Socialmente alheios ao foco do poder público, confrontamos a situação de pessoas sem lar, os chamados moradores de rua, e somos convidados a pensar sua realidade, carências e necessidades, seus hábitos e enfrentamentos morais que apenas superficialmente imaginamos. Apresento algumas cenas dessas vidas que nos convidam a repensar o ser humano, sua condição e seus sonhos.

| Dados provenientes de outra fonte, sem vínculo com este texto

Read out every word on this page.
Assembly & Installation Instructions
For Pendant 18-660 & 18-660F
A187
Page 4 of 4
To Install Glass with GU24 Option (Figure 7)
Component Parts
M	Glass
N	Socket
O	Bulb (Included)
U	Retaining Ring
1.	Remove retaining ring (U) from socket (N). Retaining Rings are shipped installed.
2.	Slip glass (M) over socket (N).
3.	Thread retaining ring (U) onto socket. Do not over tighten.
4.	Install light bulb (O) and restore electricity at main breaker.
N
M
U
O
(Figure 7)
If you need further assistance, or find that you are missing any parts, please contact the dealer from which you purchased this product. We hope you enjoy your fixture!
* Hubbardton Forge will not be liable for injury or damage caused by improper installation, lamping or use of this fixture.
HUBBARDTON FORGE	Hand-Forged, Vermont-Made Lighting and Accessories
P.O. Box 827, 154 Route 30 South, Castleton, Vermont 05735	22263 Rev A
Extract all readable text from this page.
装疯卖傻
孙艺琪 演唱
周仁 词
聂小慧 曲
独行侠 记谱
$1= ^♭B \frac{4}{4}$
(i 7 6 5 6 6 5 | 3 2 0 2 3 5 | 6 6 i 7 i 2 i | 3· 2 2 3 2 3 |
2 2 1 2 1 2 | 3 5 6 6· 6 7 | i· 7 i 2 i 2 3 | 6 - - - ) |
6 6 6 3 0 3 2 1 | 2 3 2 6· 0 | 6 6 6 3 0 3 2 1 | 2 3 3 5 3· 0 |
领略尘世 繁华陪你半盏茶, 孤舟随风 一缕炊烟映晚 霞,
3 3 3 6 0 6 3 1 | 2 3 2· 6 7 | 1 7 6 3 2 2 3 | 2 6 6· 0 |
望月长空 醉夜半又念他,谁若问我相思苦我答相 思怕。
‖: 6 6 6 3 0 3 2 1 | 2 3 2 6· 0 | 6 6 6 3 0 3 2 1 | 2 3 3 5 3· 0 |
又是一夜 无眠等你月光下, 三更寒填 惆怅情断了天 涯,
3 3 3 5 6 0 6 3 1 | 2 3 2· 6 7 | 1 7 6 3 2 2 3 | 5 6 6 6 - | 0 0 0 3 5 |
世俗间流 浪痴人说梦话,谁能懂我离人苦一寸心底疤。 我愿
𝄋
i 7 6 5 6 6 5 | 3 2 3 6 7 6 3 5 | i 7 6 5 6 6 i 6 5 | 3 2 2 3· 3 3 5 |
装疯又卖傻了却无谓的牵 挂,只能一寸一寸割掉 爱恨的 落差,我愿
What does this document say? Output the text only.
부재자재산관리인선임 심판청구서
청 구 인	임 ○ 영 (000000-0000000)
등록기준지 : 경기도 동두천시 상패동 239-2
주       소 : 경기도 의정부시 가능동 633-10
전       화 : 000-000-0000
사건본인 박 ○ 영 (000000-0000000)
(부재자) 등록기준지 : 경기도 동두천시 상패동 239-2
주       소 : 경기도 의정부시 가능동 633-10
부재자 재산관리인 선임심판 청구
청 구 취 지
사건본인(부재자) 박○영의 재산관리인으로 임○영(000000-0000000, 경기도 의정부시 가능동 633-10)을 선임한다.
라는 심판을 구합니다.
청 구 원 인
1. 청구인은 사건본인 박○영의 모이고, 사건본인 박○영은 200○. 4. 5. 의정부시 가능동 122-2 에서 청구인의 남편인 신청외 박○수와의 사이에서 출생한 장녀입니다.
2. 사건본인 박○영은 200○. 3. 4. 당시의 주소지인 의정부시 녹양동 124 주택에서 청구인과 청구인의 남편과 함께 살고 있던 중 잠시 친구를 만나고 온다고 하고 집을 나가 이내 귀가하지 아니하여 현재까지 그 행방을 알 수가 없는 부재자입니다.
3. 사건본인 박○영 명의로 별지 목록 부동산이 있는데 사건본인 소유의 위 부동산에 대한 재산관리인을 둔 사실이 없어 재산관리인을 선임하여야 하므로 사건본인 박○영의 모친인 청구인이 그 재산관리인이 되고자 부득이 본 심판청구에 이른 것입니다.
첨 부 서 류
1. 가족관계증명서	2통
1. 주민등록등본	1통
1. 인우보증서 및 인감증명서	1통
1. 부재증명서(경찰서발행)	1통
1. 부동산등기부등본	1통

Frequentemente miro essas pessoas, na linha entre o perceptível e o limite para fora do quadro social. Saber como vivem, o que pensam e gostariam de dizer me são grandes motivadores. Fotografo homens e mulheres se esforçando por viver com dignidade, à cata de oportunidades que lhes viabilizem economicamente um meio de sobrevivência, a satisfação de suas necessidades básicas, a obtenção de um mínimo conforto e de serem socialmente aceitos e respeitados. De terem voz e amparo. Chamo-os trabalhadores de rua.
Alguns catam papel nas ruas e os vendem para empresas de reciclagem, auxiliando não só na limpeza da cidade como no reaproveitamento de material descartado. Outros coletam em lixos e restos de construção o procurado fio de cobre, muito bem valorizado por empresas do tipo “ferro velho”. Alguns coletores de fios de cobre atuam dentro do ecologicamente correto, outros não. Os segundos, ao invés de utilizarem descascadores de fio, arriscam a saúde na queima do fio de cobre para separá-lo da capa plástica, inalando vapores tóxicos e ferindo a ética da sustentabilidade que impõe a não aceitação desse material queimado por empresas de reciclagem, que compram mesmo assim. Será que eles conhecem essa ética? Se preocupam com ela? Em todo caso, essa prática persiste e além, inclui a possibilidade de outro risco maior para a saúde da cidade: a obtenção ilegal do material, aqueles não descartados, mas furtados de instalações prediais, de telefonia.
Percebemos que tais personagens fazem parte do organismo de qualquer grande cidade, acostumada a vê-los empurrando seus carrinhos pelas avenidas e remexendo seus lixões. O problema está na falta de suporte educativo e laboral do poder público para com esses catadores. Paradoxalmente, ouvi testemunhos que, muitas vezes, fiscais da prefeitura confiscam carrinhos de coleta, cobertores e roupas desses catadores sem teto com o intuito de os forçarem a sair das ruas, como que preocupados em limpar as ruas da cidade. Mas pessoas não são lixo. Sendo constrangidas a tal, se sentem feridas em sua dignidade e direitos básicos. E é assim que, marginalizados, arriscado se torna que alguns fraquejem e caiam para a ilegalidade, na busca por outras formas de renda.
Papéis devem ser catados. O lixo limpado. Mas reciclado deve ser o humano em nós. Afinal, somos também um elemento destinado à renovação. Sem políticas de inclusão social, de redirecionamento prático e suporte moral e material, o indivíduo, enquanto unidade participativa, permanecerá limítrofe em sua condição, não atendido em suas necessidades universais e alheio às questões de alta envergadura social e coletiva. Falar de desenvolvimento sustentável é visar o bem estar do ser, em primeiro lugar. De todo o ser, de todos os seres.